La tension sur Ormuz peut même dépasser le pétrole et le gaz. Les chaînes d’approvisionnement en engrais, en produits pétrochimiques ou en intrants industriels sont également vulnérables. L’Institute for Energy Economics and Financial Analysis souligne que le détroit représente une part majeure du commerce maritime mondial d’engrais, ce qui montre que la crise énergétique peut rapidement devenir une crise de coûts agricoles et alimentaires.

C’est là que l’analyse économique rejoint le décryptage géopolitique. La guerre n’est pas seulement un affrontement militaire; elle est aussi un système de prix. Elle crée des raretés, réelles ou anticipées. Elle déplace des flux. Elle enrichit des positions déjà constituées. Elle pénalise ceux qui achètent au jour le jour. Elle transforme chaque incertitude en marge possible pour les uns et en facture supplémentaire pour les autres.

Le front libanais, dans cette perspective, n’est pas secondaire pour les marchés.
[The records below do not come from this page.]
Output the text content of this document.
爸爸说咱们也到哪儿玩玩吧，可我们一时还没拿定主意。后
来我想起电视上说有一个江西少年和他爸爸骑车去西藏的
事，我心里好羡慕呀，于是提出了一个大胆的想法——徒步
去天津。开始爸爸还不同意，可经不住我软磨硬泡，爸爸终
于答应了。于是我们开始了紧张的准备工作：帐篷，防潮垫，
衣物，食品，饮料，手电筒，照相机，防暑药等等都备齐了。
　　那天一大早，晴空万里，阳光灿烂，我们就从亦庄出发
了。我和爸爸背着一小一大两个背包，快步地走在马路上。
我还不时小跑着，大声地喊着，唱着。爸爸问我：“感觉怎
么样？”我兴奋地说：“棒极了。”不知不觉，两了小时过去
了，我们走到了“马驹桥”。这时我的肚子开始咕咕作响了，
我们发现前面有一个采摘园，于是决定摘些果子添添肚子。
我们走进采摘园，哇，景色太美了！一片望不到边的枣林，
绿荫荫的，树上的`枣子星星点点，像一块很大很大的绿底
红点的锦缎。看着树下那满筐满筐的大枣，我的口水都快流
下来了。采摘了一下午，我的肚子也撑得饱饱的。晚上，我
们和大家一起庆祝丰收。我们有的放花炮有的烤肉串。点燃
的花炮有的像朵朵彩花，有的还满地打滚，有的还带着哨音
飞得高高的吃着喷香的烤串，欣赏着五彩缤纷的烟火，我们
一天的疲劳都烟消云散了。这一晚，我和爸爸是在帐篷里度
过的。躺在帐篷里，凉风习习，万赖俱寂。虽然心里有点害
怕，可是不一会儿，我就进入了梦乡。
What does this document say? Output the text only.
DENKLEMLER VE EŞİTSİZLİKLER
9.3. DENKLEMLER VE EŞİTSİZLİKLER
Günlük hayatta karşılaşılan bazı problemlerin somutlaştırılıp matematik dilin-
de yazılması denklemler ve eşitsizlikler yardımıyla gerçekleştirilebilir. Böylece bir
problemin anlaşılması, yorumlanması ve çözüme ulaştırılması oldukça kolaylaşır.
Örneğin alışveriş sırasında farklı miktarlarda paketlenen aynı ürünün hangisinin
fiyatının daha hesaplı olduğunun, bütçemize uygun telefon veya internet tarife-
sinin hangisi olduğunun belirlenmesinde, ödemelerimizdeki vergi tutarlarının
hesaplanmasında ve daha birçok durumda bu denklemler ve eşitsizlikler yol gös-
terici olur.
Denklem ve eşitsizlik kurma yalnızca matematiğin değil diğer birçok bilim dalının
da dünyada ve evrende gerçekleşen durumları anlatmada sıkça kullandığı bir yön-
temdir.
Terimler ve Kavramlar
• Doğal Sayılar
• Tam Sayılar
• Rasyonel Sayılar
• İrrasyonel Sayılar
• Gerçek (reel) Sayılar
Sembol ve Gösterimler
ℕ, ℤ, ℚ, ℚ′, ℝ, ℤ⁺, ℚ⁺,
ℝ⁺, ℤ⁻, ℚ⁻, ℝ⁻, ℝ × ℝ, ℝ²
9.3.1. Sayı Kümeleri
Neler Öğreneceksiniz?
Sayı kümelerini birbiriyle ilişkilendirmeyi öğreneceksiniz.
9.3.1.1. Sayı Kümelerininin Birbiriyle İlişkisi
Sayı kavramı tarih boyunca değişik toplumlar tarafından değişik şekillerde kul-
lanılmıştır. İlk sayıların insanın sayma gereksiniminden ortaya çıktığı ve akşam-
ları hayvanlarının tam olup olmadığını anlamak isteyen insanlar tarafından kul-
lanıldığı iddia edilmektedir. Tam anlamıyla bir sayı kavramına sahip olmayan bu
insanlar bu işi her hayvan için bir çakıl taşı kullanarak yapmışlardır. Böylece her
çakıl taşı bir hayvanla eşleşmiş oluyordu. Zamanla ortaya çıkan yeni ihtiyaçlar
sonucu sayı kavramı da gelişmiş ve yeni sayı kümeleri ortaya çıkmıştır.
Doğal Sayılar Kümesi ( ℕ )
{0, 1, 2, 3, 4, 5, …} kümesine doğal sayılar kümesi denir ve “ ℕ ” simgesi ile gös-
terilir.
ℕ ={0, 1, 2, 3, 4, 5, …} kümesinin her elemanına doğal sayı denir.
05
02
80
Il ne détermine pas directement le prix du baril comme Ormuz, mais il augmente la perception d’un conflit régional connecté. Lorsque l’offensive israélienne contre le Hezbollah s’intensifie, les investisseurs ne lisent pas seulement une crise libanaise. Ils y voient un prolongement du bras de fer avec l’Iran, donc un facteur supplémentaire de tension sur l’ensemble du dispositif énergétique régional.

Le pétrole remonte donc parce que la frappe américaine en Iran a cassé l’idée d’un apaisement linéaire. Il remonte parce qu’Ormuz reste vulnérable. Il remonte parce que les marchés comprennent que le cessez-le-feu peut survivre sur le papier tout en se dégradant dans les faits. Mais il remonte aussi parce que la guerre, même lorsqu’elle reste contenue, produit de la valeur pour certains acteurs.

La vraie question n’est donc pas seulement de savoir si le Brent dépassera durablement les 100 dollars. Elle est de savoir combien de temps l’économie mondiale acceptera de payer cette prime de guerre, et qui continuera de l’encaisser. Entre la frappe américaine, le verrou d’Ormuz et les fronts régionaux qui menacent de se rallumer, le baril ne mesure plus seulement le prix de l’énergie. Il mesure le coût d’un monde où la paix reste possible, mais où la guerre redevient rentable.